I Puritani, Vincenzo Bellini’s final opera before he died at 35, is rarely performed because of the caliber of voices it requires. Seattle Opera General Director Speight Jenkins waited for 25 years to chase down the talent that filled the demands of the 1835 bel canto tour de force.

Judging by the “gold” cast (a secondary silver cast is rumored to be almost as good as the first-stringers) who pulled off the exquisite long lines, Jenkins found his singers.

Bellini, after all, wrote his operas first and foremost for stellar voices. And he expected the audience to remember his art for its melodies. Thus, the chorus and orchestration are secondary compared to the arias and ensemble pieces. As Bellini said in 1834 to his librettist Count Carlo Pepoli,"Opera, through singing, must make one weep, shudder, die."

Soprano Norah Amsellem’s performance, especially in her mad scene in the second-act aria when she sings “O rendetemi la speme o lasciate, lasciatemi morir” (Oh, give me hope once again or let me die) allows the French singer to show off her hauntingly flexible voice and vivid acting. She throws back her small-boned body to reach the high G, inhabiting the opera’s largest role as the distraught Elvira. The rarely sung role gives such high-profile madwomen as Verdi’s Lady Macbeth and Donizetti’s Lucia de Lammermoor a run for their intensity.

Against the treacherous backdrop of warring factions of Puritanical England during the mid-17th Century, Elvira fights off succumbing to a loveless marriage to Riccardo (baritone Mariusz Kwiecien) with the help of her uncle (bass-baritone John Relyea). Elvira then thinks she has lost her intended, Arturo (tenor Lawrence Brownlee), to another woman, when actually he is helping the imperiled Queen Enrichetta (mezzo Fenlon Lamb) escape death.

Convinced that she has been abandoned, Elvira goes crazy for the rest of the 3½-hour opera. At the end, she gains sanity, Arturo is officially pardoned after being accused of treachery, and the lovers seal their future with a kiss.

Amsellem is a gifted interpreter of Italian operas. She offers rigorous, mellifluous singing that stands up to Brownlee’s tenor. He is short but powerful, reaching the third-act sought-after high F with a full chest rather than a falsetto.

Kwiecien, the Polish baritone who sings Riccardo, adds his usual grace and dash to the stage, though, in my opinion, he should always have huge roles! (He sang Don Giovanni in Seattle in 2007 and was “bravoed” until the crowd was hoarse.)

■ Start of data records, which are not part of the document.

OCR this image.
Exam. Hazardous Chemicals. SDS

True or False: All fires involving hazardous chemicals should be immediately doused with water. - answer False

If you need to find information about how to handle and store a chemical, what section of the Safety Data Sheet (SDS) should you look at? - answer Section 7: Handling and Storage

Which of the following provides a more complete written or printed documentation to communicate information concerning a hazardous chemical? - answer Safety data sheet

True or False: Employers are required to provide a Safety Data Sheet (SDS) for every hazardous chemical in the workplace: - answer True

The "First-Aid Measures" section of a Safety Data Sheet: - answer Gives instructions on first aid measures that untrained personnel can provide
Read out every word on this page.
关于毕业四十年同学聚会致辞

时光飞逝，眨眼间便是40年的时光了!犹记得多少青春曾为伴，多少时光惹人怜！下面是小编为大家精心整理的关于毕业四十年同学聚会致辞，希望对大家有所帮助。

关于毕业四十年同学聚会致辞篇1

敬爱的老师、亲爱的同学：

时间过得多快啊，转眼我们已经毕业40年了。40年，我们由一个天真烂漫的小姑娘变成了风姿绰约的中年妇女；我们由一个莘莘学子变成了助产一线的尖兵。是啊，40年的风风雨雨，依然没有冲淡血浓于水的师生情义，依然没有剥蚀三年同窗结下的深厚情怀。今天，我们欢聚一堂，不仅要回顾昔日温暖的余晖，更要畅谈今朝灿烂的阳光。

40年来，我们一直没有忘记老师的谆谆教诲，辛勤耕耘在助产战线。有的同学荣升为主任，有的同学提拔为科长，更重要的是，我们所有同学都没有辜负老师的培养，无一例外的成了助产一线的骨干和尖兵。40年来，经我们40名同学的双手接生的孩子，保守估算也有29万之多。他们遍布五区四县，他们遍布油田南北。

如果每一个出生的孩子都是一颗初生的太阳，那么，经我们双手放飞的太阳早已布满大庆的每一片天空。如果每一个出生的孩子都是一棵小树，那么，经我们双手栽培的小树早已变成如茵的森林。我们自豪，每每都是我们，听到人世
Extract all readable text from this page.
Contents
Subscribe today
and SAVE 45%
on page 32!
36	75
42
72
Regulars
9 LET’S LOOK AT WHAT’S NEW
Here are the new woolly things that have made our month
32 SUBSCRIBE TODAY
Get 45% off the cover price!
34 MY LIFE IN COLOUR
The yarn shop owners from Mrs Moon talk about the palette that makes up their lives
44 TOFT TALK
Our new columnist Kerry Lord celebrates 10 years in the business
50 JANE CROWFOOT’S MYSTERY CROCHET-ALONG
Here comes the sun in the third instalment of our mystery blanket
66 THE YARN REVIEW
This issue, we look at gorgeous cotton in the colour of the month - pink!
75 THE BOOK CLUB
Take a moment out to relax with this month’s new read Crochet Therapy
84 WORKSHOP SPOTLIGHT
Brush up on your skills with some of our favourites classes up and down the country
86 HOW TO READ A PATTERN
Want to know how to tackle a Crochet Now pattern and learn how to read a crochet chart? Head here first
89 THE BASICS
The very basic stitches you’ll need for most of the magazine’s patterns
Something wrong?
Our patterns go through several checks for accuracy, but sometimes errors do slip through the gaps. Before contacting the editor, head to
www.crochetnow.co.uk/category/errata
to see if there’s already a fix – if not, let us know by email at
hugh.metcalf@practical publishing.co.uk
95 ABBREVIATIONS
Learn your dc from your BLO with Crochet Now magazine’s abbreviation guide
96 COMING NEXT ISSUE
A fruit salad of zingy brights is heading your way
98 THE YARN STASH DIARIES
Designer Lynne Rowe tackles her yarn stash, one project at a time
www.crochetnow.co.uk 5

Robert Dahlstrom’s massive set of steely planks, spiral stairs, and platforms allowed the cast to project from multiple levels, giving the piece a complexity that complements the melodies ranging over several octaves. Though I Puritani is tailored to the four main singers, there is a huge cast to accommodate, all beautifully attired by Peter Hall in romanticized period dress. They were first designed for the Metropolitan Opera in 1976.

The opera proved a rich treat for the West Coast crowd, who rarely gets to hear such extravagant singing.